Amazon gave up after just one year. The reviews were that bad.
Comcast tried rebranding their company to Xfinity. Customers, analysts and investors laughed. They were widely mocked and universally condemned for their rebrand. Comcast wants to change their reputation now, because they have to.
They no longer have a moat.
But it's too late. Customers don't care. The damage has been done. They're a massive company but they're no longer immune to negative reviews.
Businesses immune to negative reviews? That's a myth
A strong economic moat buys you time.
Don't have an economic moat? You don't have the luxury of ignoring negative reviews. Customers today are sophisticated and discerning. Be helpful, be great or be gone.
There's no other option.
Economic moats or not, you need negative reviews. They're error correction mechanisms, the canary in the coalmine. They're wonderful gifts, customers who are willing to tell you the truth - brutally, kindly, openly - it makes no difference.

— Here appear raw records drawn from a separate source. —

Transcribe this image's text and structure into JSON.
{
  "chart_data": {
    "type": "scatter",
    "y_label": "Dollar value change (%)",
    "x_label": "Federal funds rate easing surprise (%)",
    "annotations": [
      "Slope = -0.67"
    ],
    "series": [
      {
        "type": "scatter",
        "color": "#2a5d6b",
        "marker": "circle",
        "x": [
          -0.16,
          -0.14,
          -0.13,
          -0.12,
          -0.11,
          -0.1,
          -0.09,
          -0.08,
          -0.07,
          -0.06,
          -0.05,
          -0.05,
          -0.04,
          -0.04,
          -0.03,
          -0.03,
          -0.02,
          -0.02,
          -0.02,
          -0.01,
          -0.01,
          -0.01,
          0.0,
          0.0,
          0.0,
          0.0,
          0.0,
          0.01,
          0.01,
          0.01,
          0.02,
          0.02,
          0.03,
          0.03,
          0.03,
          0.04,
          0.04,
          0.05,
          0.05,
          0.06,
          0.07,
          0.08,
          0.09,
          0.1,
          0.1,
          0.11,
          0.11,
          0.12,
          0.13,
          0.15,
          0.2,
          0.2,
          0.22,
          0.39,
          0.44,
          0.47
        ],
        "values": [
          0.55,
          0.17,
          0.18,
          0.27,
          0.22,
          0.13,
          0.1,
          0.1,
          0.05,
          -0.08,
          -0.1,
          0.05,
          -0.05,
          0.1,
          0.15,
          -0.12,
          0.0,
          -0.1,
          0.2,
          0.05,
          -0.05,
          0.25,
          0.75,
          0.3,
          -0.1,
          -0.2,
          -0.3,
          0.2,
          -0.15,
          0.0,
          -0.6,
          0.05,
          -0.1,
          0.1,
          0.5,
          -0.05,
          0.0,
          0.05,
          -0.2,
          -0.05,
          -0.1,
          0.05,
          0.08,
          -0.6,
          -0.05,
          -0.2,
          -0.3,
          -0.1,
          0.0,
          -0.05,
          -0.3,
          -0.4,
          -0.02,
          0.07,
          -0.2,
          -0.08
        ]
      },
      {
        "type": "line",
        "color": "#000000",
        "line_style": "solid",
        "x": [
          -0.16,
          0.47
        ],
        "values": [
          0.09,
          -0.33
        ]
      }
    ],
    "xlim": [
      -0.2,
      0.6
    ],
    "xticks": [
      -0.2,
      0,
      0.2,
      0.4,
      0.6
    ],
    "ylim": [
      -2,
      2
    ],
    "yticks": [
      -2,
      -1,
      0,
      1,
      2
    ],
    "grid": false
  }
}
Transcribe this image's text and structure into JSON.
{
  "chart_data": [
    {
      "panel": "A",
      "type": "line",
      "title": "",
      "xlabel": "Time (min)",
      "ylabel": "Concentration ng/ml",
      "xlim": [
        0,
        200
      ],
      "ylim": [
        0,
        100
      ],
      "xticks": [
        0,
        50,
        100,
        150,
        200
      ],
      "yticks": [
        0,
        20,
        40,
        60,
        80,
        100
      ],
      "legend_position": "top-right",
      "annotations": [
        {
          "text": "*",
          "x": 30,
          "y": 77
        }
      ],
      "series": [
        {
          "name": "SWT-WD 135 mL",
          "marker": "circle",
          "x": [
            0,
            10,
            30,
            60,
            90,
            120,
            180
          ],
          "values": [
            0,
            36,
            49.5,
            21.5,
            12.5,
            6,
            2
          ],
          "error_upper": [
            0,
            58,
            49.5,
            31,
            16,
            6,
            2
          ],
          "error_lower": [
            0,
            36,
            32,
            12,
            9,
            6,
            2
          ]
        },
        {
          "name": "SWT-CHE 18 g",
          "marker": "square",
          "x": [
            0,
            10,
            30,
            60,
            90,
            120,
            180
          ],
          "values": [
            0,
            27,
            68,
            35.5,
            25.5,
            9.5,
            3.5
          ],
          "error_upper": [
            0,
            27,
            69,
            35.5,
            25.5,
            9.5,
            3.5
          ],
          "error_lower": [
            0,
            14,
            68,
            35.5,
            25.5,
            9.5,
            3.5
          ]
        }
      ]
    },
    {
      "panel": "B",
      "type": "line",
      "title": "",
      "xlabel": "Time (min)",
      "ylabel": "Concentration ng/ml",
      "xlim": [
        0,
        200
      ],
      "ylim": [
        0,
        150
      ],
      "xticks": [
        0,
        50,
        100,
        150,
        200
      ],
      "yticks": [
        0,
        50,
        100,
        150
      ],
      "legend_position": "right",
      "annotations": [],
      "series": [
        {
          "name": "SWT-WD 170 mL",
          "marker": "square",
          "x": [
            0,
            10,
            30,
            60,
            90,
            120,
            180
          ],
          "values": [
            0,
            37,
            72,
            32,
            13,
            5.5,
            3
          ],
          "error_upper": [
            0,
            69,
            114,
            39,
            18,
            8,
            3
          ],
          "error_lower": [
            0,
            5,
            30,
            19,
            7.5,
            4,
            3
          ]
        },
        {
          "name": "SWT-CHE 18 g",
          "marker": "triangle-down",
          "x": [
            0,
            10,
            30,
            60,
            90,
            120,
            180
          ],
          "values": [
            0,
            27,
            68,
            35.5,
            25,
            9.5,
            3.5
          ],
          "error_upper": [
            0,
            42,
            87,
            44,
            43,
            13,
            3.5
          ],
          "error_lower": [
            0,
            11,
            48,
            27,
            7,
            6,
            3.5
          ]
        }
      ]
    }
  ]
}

Your business is exceptional. It will stay that way...
If you accept your negative reviews. These unpleasant reviews are the survival tools your business desperately needs. Do negative reviews mean you don't care about your customers? That you're running a terrible business?
It means you have an opportunity to listen, to learn and to grow. Look at your horrible reviews, lean into them. Treat them as the gifts they are and you'll find immunity stops mattering.